One of the most important skills for a leader to have is knowing their strengths and weaknesses. As a leader for your children, I think that finding out where you are strongest can help in developing your leadership style.
I suggest taking the VIA Survey. Once you identify where you are your strongest, you can use that information to reflect on how you can use your top strengths to lead your children, and you can discuss with your partner where you feel you are lacking.
For instance, my strength is having a love of learning. This means that as a mother, I am very excited about homeschooling. I can’t wait to let him know what I know, and I can’t wait to learn about whatever things he is interested in that don’t necessarily pique me naturally.
It also means that my excitement to try and do new things can be a big part of how I pass responsibility to my child. My excitement about teaching him new skills is going to be one of my strongest assets. Your creativity might make it so that mundane household tasks become games.

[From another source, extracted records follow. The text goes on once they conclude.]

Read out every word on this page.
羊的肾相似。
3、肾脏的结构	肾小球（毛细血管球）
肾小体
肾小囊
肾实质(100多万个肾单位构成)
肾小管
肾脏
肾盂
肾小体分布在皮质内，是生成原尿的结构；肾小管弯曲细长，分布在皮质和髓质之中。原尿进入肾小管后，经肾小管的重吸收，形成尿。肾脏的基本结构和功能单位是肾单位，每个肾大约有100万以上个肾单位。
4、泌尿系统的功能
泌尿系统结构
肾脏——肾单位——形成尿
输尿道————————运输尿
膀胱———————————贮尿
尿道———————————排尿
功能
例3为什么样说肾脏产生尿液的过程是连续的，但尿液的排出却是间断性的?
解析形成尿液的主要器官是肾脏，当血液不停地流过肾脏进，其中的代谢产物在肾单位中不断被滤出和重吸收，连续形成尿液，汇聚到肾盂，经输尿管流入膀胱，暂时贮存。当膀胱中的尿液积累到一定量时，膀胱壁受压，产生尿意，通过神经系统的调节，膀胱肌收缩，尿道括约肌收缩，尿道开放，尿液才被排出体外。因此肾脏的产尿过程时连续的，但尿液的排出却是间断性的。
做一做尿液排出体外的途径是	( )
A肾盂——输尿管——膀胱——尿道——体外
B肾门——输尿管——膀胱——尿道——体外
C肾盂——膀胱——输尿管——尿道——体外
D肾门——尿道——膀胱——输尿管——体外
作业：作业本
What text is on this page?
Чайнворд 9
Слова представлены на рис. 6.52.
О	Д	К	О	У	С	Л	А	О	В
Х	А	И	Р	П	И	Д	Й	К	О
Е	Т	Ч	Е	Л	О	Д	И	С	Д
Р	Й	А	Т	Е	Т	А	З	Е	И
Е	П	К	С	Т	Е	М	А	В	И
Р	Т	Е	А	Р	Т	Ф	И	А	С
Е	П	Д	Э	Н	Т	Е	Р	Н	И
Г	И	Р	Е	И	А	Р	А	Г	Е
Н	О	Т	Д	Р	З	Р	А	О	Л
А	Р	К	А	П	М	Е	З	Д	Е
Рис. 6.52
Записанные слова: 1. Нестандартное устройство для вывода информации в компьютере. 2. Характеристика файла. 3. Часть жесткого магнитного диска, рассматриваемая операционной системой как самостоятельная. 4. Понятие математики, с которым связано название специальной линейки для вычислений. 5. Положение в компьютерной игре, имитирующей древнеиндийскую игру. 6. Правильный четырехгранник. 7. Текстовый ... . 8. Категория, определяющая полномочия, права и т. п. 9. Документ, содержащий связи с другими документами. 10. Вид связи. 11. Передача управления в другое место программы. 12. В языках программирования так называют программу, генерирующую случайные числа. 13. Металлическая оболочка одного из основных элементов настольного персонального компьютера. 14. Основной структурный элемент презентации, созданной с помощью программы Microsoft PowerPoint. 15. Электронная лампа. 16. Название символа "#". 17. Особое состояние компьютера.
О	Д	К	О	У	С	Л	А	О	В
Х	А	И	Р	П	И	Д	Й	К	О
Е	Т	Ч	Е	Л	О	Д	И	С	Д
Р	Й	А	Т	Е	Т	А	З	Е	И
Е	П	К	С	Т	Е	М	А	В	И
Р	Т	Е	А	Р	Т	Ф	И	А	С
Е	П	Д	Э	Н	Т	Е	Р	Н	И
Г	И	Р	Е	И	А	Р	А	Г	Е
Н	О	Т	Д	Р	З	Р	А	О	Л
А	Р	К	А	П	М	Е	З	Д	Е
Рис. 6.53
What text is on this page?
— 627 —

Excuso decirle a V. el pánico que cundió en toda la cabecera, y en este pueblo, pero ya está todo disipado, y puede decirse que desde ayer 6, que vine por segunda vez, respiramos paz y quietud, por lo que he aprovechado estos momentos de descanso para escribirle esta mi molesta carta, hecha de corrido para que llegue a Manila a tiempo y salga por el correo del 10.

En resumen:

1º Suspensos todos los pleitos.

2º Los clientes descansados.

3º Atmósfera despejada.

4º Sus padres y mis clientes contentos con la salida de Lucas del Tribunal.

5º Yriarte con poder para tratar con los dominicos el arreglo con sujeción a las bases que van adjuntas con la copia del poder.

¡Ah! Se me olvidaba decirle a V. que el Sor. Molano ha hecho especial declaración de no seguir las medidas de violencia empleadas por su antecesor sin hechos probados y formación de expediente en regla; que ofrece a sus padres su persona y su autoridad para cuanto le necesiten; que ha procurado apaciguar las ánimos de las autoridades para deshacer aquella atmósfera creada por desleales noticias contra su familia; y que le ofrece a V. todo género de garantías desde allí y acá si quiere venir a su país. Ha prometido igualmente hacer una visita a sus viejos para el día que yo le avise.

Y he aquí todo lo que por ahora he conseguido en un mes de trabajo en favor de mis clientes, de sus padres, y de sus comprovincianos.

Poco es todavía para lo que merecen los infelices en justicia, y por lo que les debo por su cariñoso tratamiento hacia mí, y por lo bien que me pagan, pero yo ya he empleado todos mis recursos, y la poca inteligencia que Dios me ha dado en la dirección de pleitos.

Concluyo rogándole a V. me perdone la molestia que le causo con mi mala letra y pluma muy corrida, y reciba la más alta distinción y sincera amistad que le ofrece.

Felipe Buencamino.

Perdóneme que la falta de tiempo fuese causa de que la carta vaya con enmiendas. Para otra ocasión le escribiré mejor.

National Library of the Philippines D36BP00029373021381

On the other hand, I am not a prudent person. In terms of my relationship, that means that my partner will have to pick up some of the slack regarding reserve.
Some people believe that this term of “leader for your child” is a metaphor and not so much a direct corollary, but I think it is a one-to-one or one-to-two comparison. Leaders need to be able to inspire, to delegate, to be responsible for the team, to be creative problem solvers, to be good communicators. These are all skills we need as parents.
Delegation is key. Knowing where and when to step in is an important practice to cultivate.
Don’t be a micromanager. It is demotivating and undermines a persons competence and independence. It gives you the delusion of control and the delusion of busyness. We want to avoid both of these. Trying to control things you can’t is suffering.
It may be hard to watch your shipmates stumble and fall over a simple task. But your shipmates will eventually become capable, if you allow them.
Get down in the dirt with your team. Model for them. Delegation doesn’t mean leaving your mates floating astray in the ocean and blowing the whole ship off course.
What does it mean to delegate to a child?
The first step is responsibility for themselves, to the extent they can handle it. Along with Janet Lansbury, I believe that independent play is an important place to start in extremely young infancy. The next skill they can develop by themselves is likely putting themselves to sleep. Eventually, it will be feeding themselves, which they can start between 4-6 months, whenever you decide to start solids.
As your children get older, there is more and more responsibility that you can pass off to your children. Cleaning their own mess, putting on their clothes, getting snacks from a low cabinet. This is all delegation. It is something you could do or they could do, and you’ll know when they are capable.
At some point, you can start giving them responsibility that has to do with the family, not just themselves. People like to contribute.
A good leader also knows when they’ve made a mistake. If you try to give your child responsibility for something and it is a complete catastrophe, consider pulling back. Be careful not to do it so quickly, though. You should expect a lot of mistakes whenever someone is first developing a skill. Let your child spill the milk several times before you decide the time isn’t ripe.
- What is one responsibility that you can pass off to your child starting today?
- What is one way you can use one of your strengths to lead your child?